Ainda que a nova biblioteca privilegie os estudos do mundo árabe e do mundo mediterrâneo, ela concilia as diferentes nações. Não só porque foi feita com a sua adesão econômica, mas ainda por disponibilizar conhecimento. O ato do presidente do Egito faz pensar no de Alexandre, o Grande, que, ao fundar a cidade, exigiu a coexistência de templos gregos e egípcios.
Pode-se dizer que Mubarak fez o espírito cosmopolita do fundador de Alexandria vigorar, contrariando simultaneamente, por razões justas, o espírito utilitarista do nosso tempo. Apesar das tantas doações, o governo egípcio investiu muito num projeto cultural — e não, por exemplo, na construção civil ou de estradas.
Privilegiando a biblioteca, que é indissociável da civilização, por ser a sua memória, Mubarak quis projetar o mundo árabe no cenário internacional do modo como este precisa se projetar, ou seja, através da sua espiritualidade. Recuperou assim uma tradição fundamental do Oriente, afirmando, com a sua política, que o terrorismo é um desvio e o 11 de setembro não é a expressão maior do povo árabe. A abertura da Biblioteca de Alexandria é um fato que não faz esquecer Bin Laden e as torres crematórias de Nova York, mas enquadra devidamente a sua política, fazendo uma civilização de quatro mil anos raiar novamente.
Para a população pobre e iletrada do Egito, Mubarak indica uma via nova, valorizando o seu passado cosmopolita e espiritual. Por isso, ainda que tenha feito o monumento para se imortalizar como um grande construtor, ele pode ser elogiado. O seu ato é mais justo do que o do presidente François Mitterrand (1916-1996) ao construir a pirâmide do Louvre. Porque o Egito precisa afirmar a sua identidade cultural e a França, não.
Os que contestam a necessidade da Biblioteca de Alexandria, alegando que hoje existem bibliotecas virtuais, precisam levar em conta que a conservação do texto eletrônico é tecnicamente problemática. Ninguém sabe ainda por quanto tempo ele se mantém. Já o livro pode ser conservado durante muitos séculos.

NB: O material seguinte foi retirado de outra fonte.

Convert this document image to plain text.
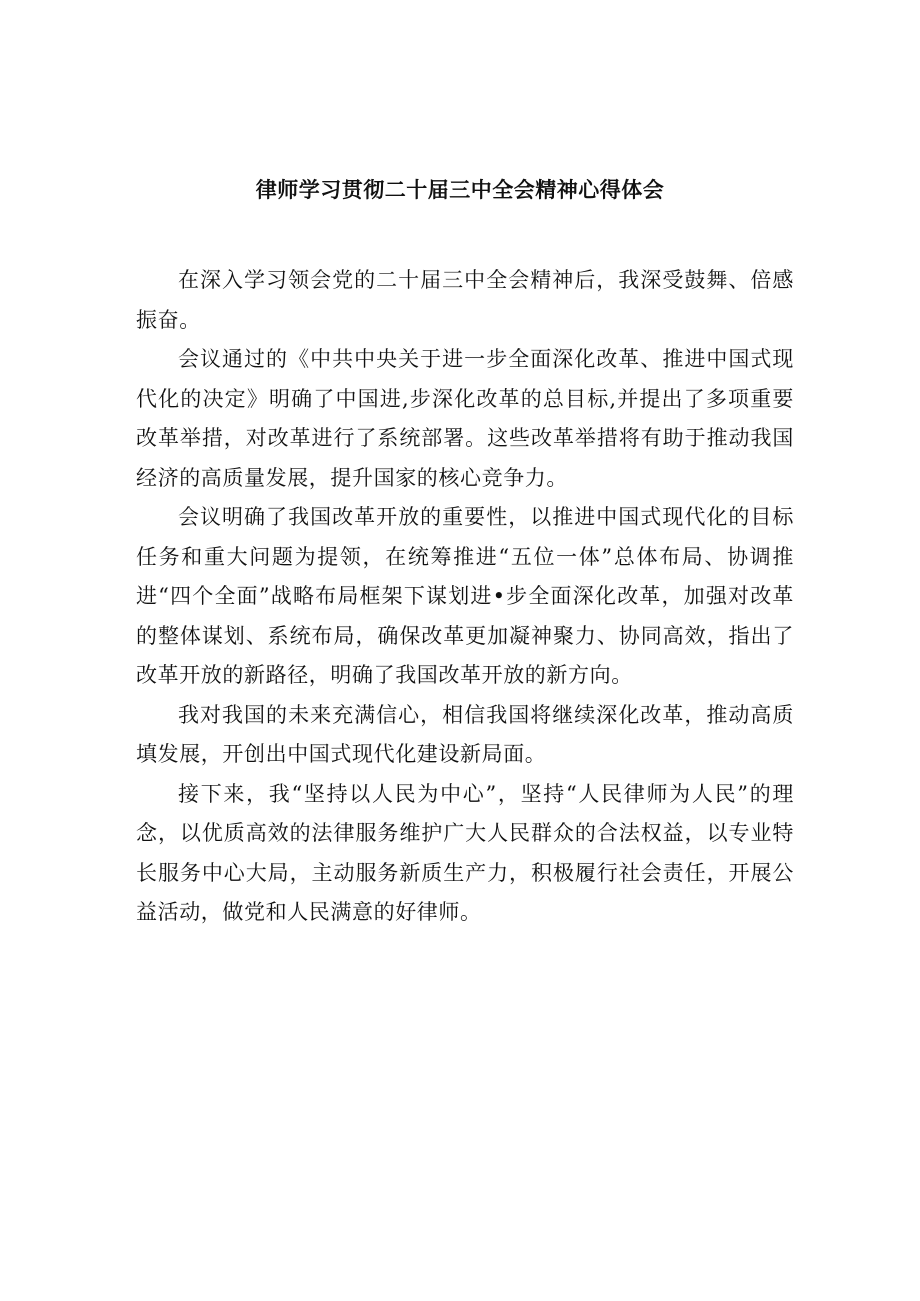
律师学习贯彻二十届三中全会精神心得体会

在深入学习领会党的二十届三中全会精神后，我深受鼓舞、倍感振奋。

会议通过的《中共中央关于进一步全面深化改革、推进中国式现代化的决定》明确了中国进,步深化改革的总目标,并提出了多项重要改革举措，对改革进行了系统部署。这些改革举措将有助于推动我国经济的高质量发展，提升国家的核心竞争力。

会议明确了我国改革开放的重要性，以推进中国式现代化的目标任务和重大问题为提领，在统筹推进“五位一体”总体布局、协调推进“四个全面”战略布局框架下谋划进•步全面深化改革，加强对改革的整体谋划、系统布局，确保改革更加凝神聚力、协同高效，指出了改革开放的新路径，明确了我国改革开放的新方向。

我对我国的未来充满信心，相信我国将继续深化改革，推动高质填发展，开创出中国式现代化建设新局面。

接下来，我“坚持以人民为中心”，坚持“人民律师为人民”的理念，以优质高效的法律服务维护广大人民群众的合法权益，以专业特长服务中心大局，主动服务新质生产力，积极履行社会责任，开展公益活动，做党和人民满意的好律师。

Com a Biblioteca de Alexandria, o mundo mais uma vez conquista uma dimensão ilimitada de esperança. Pois, como escreveu Borges, as estantes da biblioteca contêm todas as combinações possíveis do alfabeto. Noutras palavras, ela contém todo e qualquer livro real ou imaginário. Consequentemente, oferece solução para todo e qualquer problema.
A biblioteca existe desde sempre (ab aeterno) e portanto representa a eternidade futura do mundo. Por isso, ainda que no Dia Internacional do Livro e da inauguração — tão desejada e tão desejável — os opositores do ato de Mubarak pusessem fogo no prédio, a biblioteca renasceria intacta das suas cinzas. Exatamente como a fênix.